The Broken Windows parable comes from an article of the same name published in The Atlantic Monthly back in March 1982:
“Consider a building with a few broken windows. If the windows are not repaired, the tendency is for vandals to break a few more windows. Eventually, they may even break into the building, and if it’s unoccupied, perhaps become squatters light fires inside. Or consider a sidewalk. Some litter accumulates. Soon, more litter accumulates. Eventually, people even start leaving bags of trash from take-out restaurants there or breaking into cars.”
The idea is that visible evidence of anti-social behavior licenses further anti-social actions and a vicious downward spiral can erupt. The good news is that evidence of positive social norms also have an impact and can and will spur caring behavior in turn.
I preach this principle like a religion to my property management company: “Always keep the grounds neat, the halls clean. Dirty hallways, cobwebs, and litter all drive away good Customers who like clean premises and leave you with those people who are comfortable living in squalor and will not think twice about adding to the mess.
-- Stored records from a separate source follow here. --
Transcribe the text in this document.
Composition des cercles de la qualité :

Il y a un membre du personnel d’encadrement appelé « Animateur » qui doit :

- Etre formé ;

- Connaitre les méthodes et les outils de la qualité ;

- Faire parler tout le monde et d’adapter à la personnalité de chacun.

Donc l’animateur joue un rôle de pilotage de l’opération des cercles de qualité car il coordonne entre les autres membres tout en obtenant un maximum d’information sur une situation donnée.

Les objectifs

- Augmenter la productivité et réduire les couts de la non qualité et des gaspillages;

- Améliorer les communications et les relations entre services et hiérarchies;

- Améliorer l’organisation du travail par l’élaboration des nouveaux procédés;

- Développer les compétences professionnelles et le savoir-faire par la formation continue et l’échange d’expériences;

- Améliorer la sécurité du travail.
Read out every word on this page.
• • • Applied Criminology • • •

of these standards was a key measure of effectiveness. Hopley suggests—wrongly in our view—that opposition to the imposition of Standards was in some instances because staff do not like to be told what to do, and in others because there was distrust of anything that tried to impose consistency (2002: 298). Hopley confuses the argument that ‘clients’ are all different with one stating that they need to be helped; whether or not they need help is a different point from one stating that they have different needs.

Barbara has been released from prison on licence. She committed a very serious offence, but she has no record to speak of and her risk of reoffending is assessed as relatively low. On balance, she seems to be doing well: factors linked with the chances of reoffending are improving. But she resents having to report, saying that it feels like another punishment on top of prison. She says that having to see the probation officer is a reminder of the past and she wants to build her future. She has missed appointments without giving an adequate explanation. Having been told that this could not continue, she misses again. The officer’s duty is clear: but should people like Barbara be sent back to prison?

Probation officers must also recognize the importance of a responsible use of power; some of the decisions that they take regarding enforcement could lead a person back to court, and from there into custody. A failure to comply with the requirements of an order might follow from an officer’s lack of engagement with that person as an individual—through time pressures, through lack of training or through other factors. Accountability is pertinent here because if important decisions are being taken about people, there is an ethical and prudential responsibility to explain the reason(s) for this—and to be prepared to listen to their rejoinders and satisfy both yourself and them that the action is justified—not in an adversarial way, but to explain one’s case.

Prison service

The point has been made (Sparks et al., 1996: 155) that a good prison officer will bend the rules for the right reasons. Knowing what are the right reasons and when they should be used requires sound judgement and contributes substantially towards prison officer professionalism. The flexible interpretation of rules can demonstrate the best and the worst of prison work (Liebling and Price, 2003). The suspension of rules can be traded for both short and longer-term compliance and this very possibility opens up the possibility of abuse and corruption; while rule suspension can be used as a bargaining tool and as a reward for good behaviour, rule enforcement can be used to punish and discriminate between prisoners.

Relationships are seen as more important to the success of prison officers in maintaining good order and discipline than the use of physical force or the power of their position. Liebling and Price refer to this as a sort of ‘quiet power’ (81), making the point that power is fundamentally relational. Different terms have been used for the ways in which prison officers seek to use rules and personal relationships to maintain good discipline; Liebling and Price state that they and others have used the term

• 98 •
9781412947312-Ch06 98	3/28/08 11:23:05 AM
This will make your job of maintaining attractive premises much more difficult and expensive.”
The little things can be very important when they serve as signposts, way markers to the big things.
So fix whatever your equivalence is to broken windows, for they can send a powerful message of caring, of a refusal to tolerate sloppiness, of a commitment to maintaining high standards.
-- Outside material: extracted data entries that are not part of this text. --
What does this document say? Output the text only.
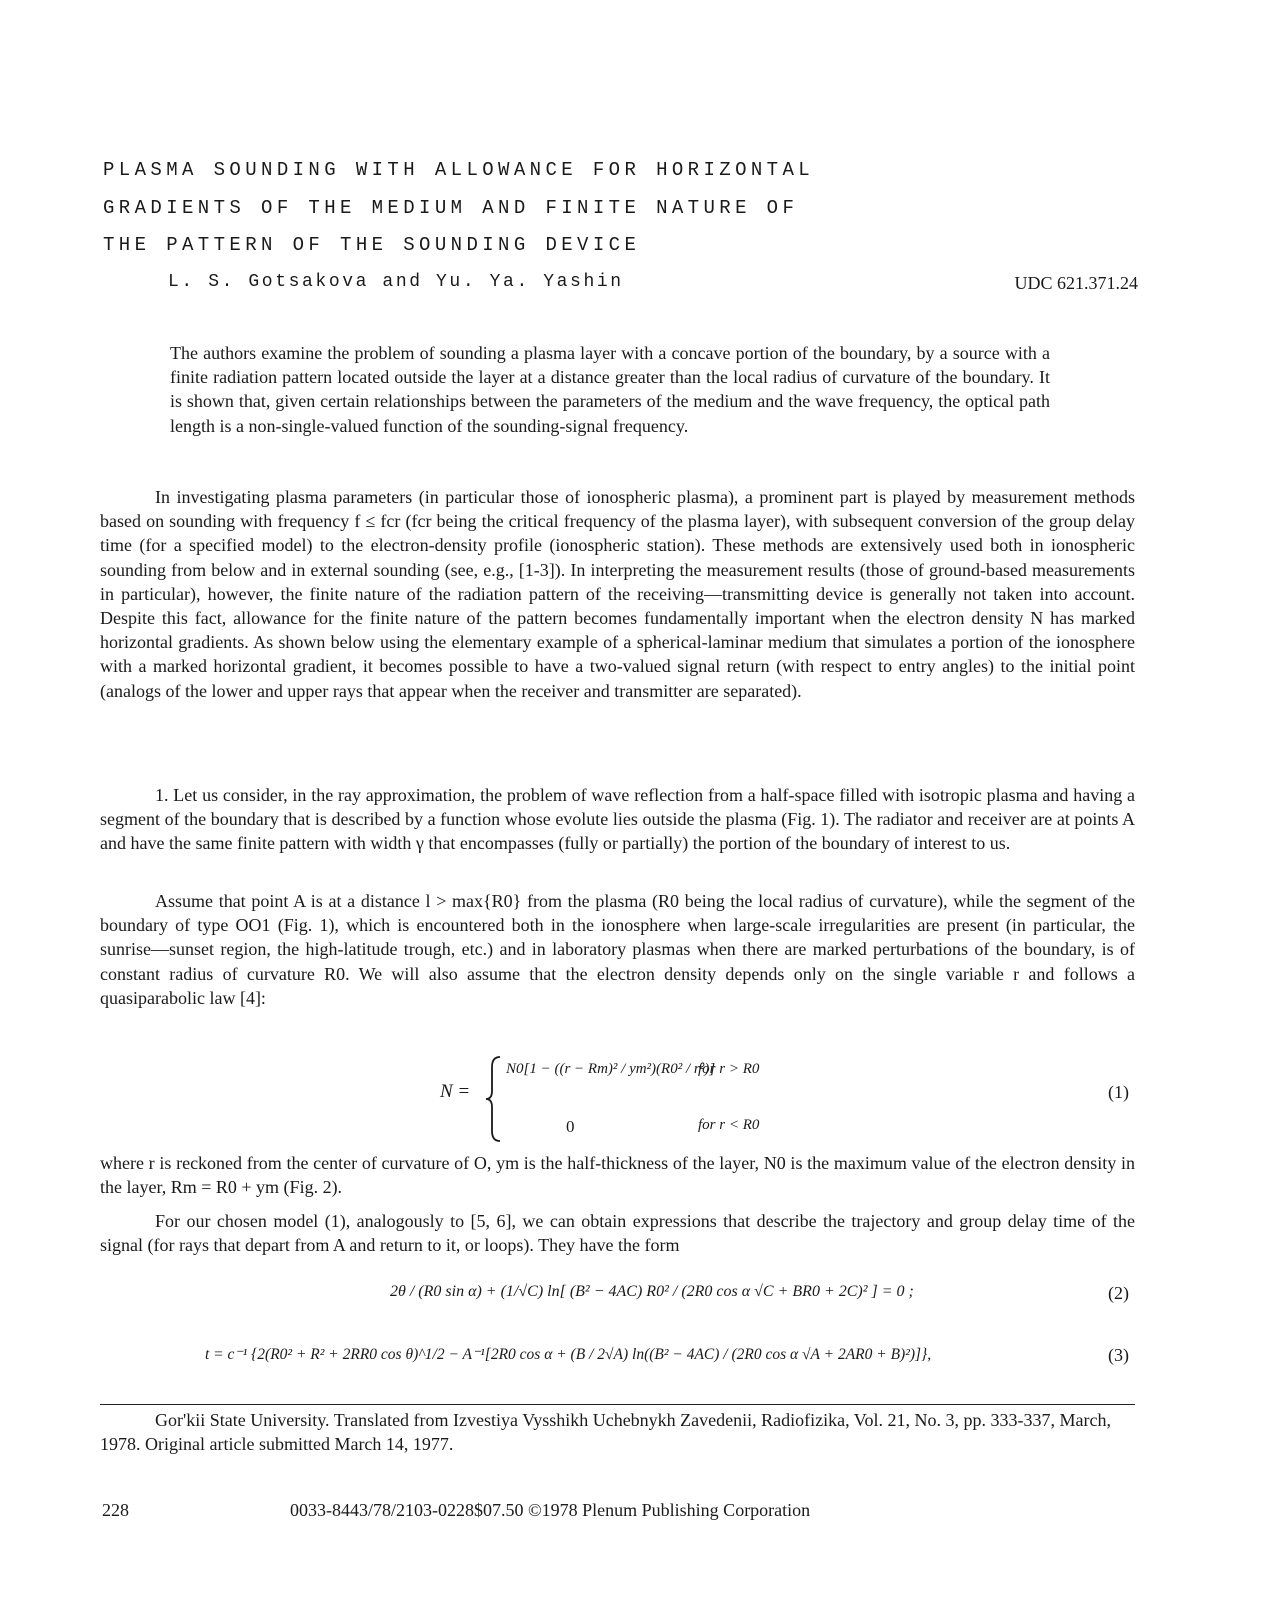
PLASMA SOUNDING WITH ALLOWANCE FOR HORIZONTAL
GRADIENTS OF THE MEDIUM AND FINITE NATURE OF
THE PATTERN OF THE SOUNDING DEVICE
L. S. Gotsakova and Yu. Ya. Yashin	UDC 621.371.24
The authors examine the problem of sounding a plasma layer with a concave portion of the boundary, by a source with a finite radiation pattern located outside the layer at a distance greater than the local radius of curvature of the boundary. It is shown that, given certain relationships between the parameters of the medium and the wave frequency, the optical path length is a non-single-valued function of the sounding-signal frequency.

In investigating plasma parameters (in particular those of ionospheric plasma), a prominent part is played by measurement methods based on sounding with frequency f ≤ fcr (fcr being the critical frequency of the plasma layer), with subsequent conversion of the group delay time (for a specified model) to the electron-density profile (ionospheric station). These methods are extensively used both in ionospheric sounding from below and in external sounding (see, e.g., [1-3]). In interpreting the measurement results (those of ground-based measurements in particular), however, the finite nature of the radiation pattern of the receiving—transmitting device is generally not taken into account. Despite this fact, allowance for the finite nature of the pattern becomes fundamentally important when the electron density N has marked horizontal gradients. As shown below using the elementary example of a spherical-laminar medium that simulates a portion of the ionosphere with a marked horizontal gradient, it becomes possible to have a two-valued signal return (with respect to entry angles) to the initial point (analogs of the lower and upper rays that appear when the receiver and transmitter are separated).

1. Let us consider, in the ray approximation, the problem of wave reflection from a half-space filled with isotropic plasma and having a segment of the boundary that is described by a function whose evolute lies outside the plasma (Fig. 1). The radiator and receiver are at points A and have the same finite pattern with width γ that encompasses (fully or partially) the portion of the boundary of interest to us.

Assume that point A is at a distance l > max{R0} from the plasma (R0 being the local radius of curvature), while the segment of the boundary of type OO1 (Fig. 1), which is encountered both in the ionosphere when large-scale irregularities are present (in particular, the sunrise—sunset region, the high-latitude trough, etc.) and in laboratory plasmas when there are marked perturbations of the boundary, is of constant radius of curvature R0. We will also assume that the electron density depends only on the single variable r and follows a quasiparabolic law [4]:

N =
N0[1 − ((r − Rm)² / ym²)(R0² / r²)]
for r > R0
0	for r < R0
(1)

where r is reckoned from the center of curvature of O, ym is the half-thickness of the layer, N0 is the maximum value of the electron density in the layer, Rm = R0 + ym (Fig. 2).

For our chosen model (1), analogously to [5, 6], we can obtain expressions that describe the trajectory and group delay time of the signal (for rays that depart from A and return to it, or loops). They have the form

2θ / (R0 sin α) + (1/√C) ln[ (B² − 4AC) R0² / (2R0 cos α √C + BR0 + 2C)² ] = 0 ;	(2)
t = c⁻¹ {2(R0² + R² + 2RR0 cos θ)^1/2 − A⁻¹[2R0 cos α + (B / 2√A) ln((B² − 4AC) / (2R0 cos α √A + 2AR0 + B)²)]},	(3)

Gor'kii State University. Translated from Izvestiya Vysshikh Uchebnykh Zavedenii, Radiofizika, Vol. 21, No. 3, pp. 333-337, March, 1978. Original article submitted March 14, 1977.

228	0033-8443/78/2103-0228$07.50 ©1978 Plenum Publishing Corporation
Click here to read the Wikipedia entry on “Fixing Broken Windows”
This is a classic from the NSC Blog archive. Originally posted August 11, 2008.
So true. “Broken window theory” was a HUGE part of Giuliani’s restoration of New York in the 90′s as outlined in Malcolm Gladwell’s best seller “The Tipping Point”.
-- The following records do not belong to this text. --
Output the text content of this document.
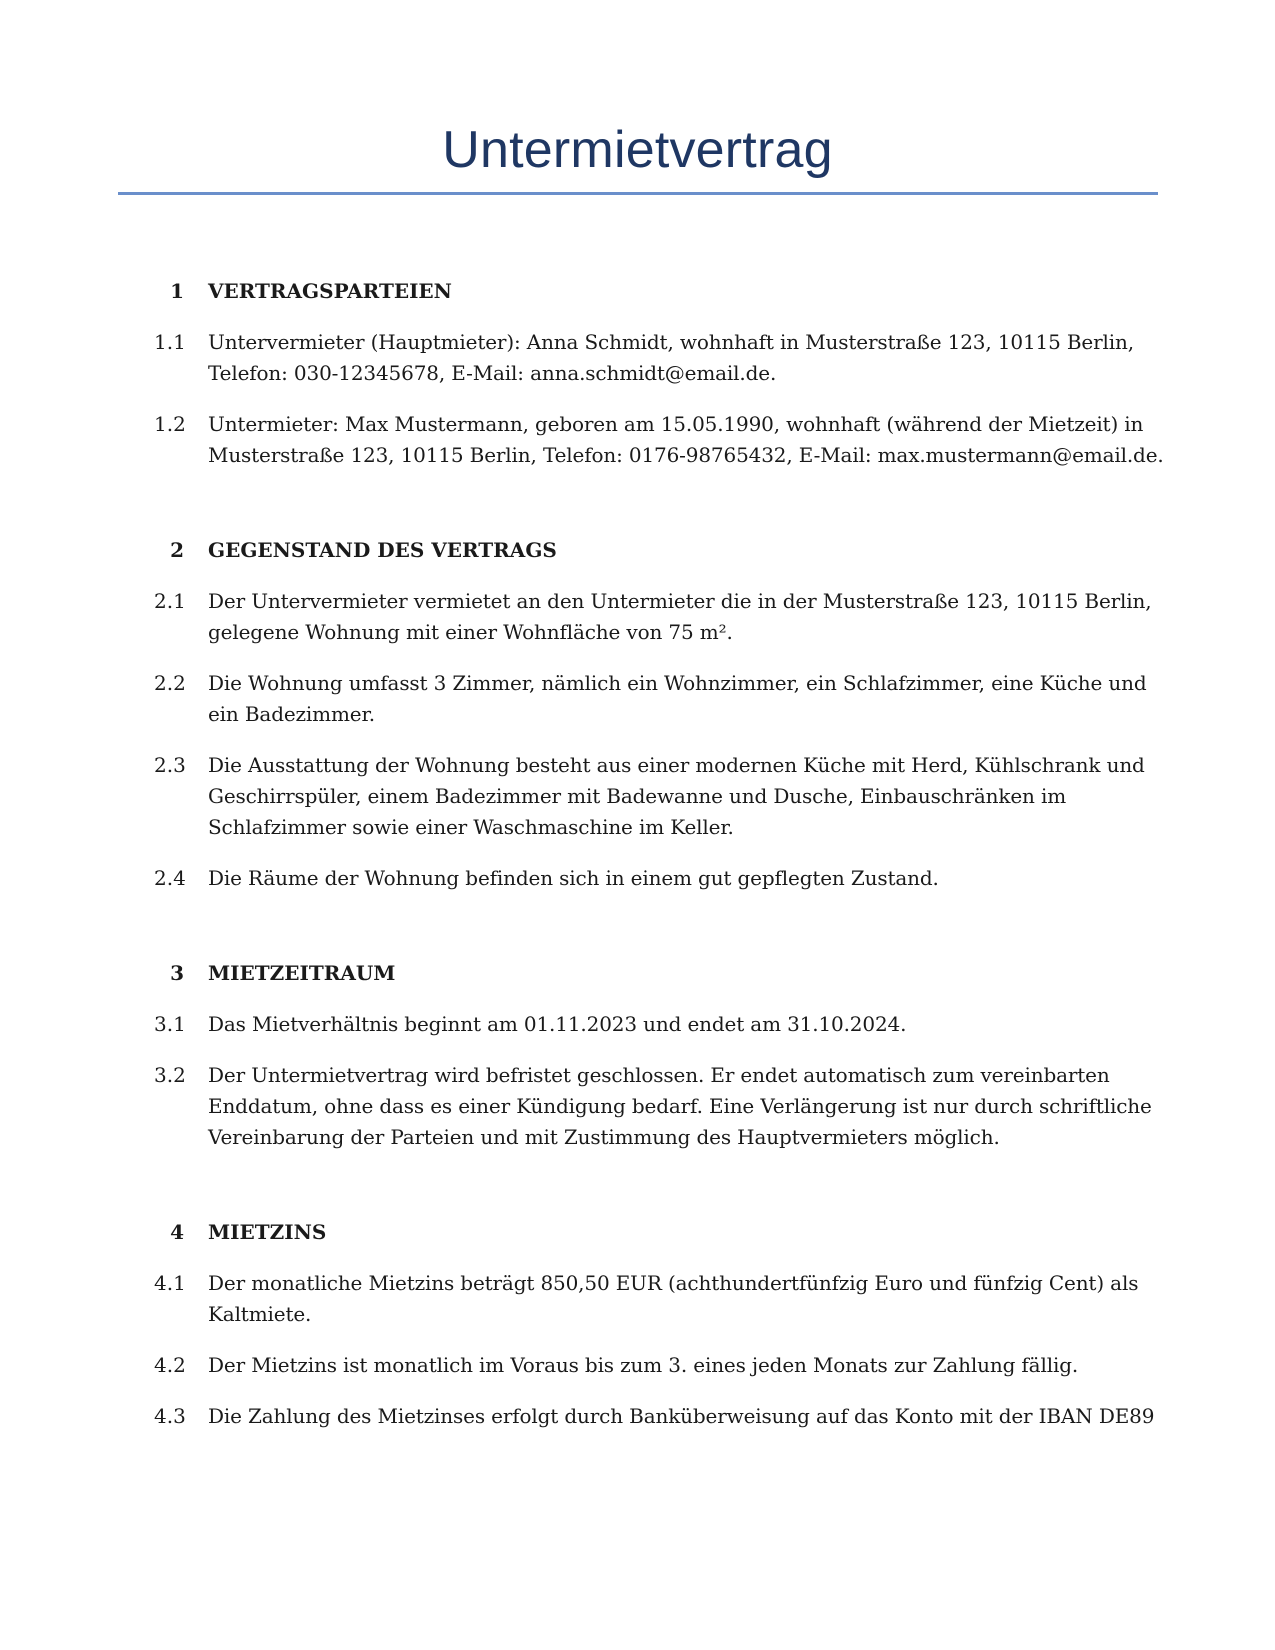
Untermietvertrag
1 VERTRAGSPARTEIEN
1.1	Untervermieter (Hauptmieter): Anna Schmidt, wohnhaft in Musterstraße 123, 10115 Berlin, Telefon: 030-12345678, E-Mail: anna.schmidt@email.de.
1.2	Untermieter: Max Mustermann, geboren am 15.05.1990, wohnhaft (während der Mietzeit) in Musterstraße 123, 10115 Berlin, Telefon: 0176-98765432, E-Mail: max.mustermann@email.de.
2 GEGENSTAND DES VERTRAGS
2.1	Der Untervermieter vermietet an den Untermieter die in der Musterstraße 123, 10115 Berlin, gelegene Wohnung mit einer Wohnfläche von 75 m².
2.2	Die Wohnung umfasst 3 Zimmer, nämlich ein Wohnzimmer, ein Schlafzimmer, eine Küche und ein Badezimmer.
2.3	Die Ausstattung der Wohnung besteht aus einer modernen Küche mit Herd, Kühlschrank und Geschirrspüler, einem Badezimmer mit Badewanne und Dusche, Einbauschränken im Schlafzimmer sowie einer Waschmaschine im Keller.
2.4	Die Räume der Wohnung befinden sich in einem gut gepflegten Zustand.
3 MIETZEITRAUM
3.1	Das Mietverhältnis beginnt am 01.11.2023 und endet am 31.10.2024.
3.2	Der Untermietvertrag wird befristet geschlossen. Er endet automatisch zum vereinbarten Enddatum, ohne dass es einer Kündigung bedarf. Eine Verlängerung ist nur durch schriftliche Vereinbarung der Parteien und mit Zustimmung des Hauptvermieters möglich.
4 MIETZINS
4.1	Der monatliche Mietzins beträgt 850,50 EUR (achthundertfünfzig Euro und fünfzig Cent) als Kaltmiete.
4.2	Der Mietzins ist monatlich im Voraus bis zum 3. eines jeden Monats zur Zahlung fällig.
4.3	Die Zahlung des Mietzinses erfolgt durch Banküberweisung auf das Konto mit der IBAN DE89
I often describe it to my teams as the “Wendy’s bathroom theory”. If you go in to a public restroom and you notice that it is very clean you make a concerted effort to keep it that way. If however, it is disgusting you are likely to almost add to the mess because you don’t want to touch anything. Terrible; I know.
It always gets nods of recognition though from my people and they understand immediately. No matter how many times Residents and guests may ruin something or do damage we’ll be right there to fix or clean it up. Every time. Without fail. Because if this is all just one big game, it’s not going to be a game we’re going to lose.
Giuliani started by stopping fare-beaters in the subways and almost magically crime was falling by leaps and bounds. It all starts in small ways and doing the small things inevitably leads to big change.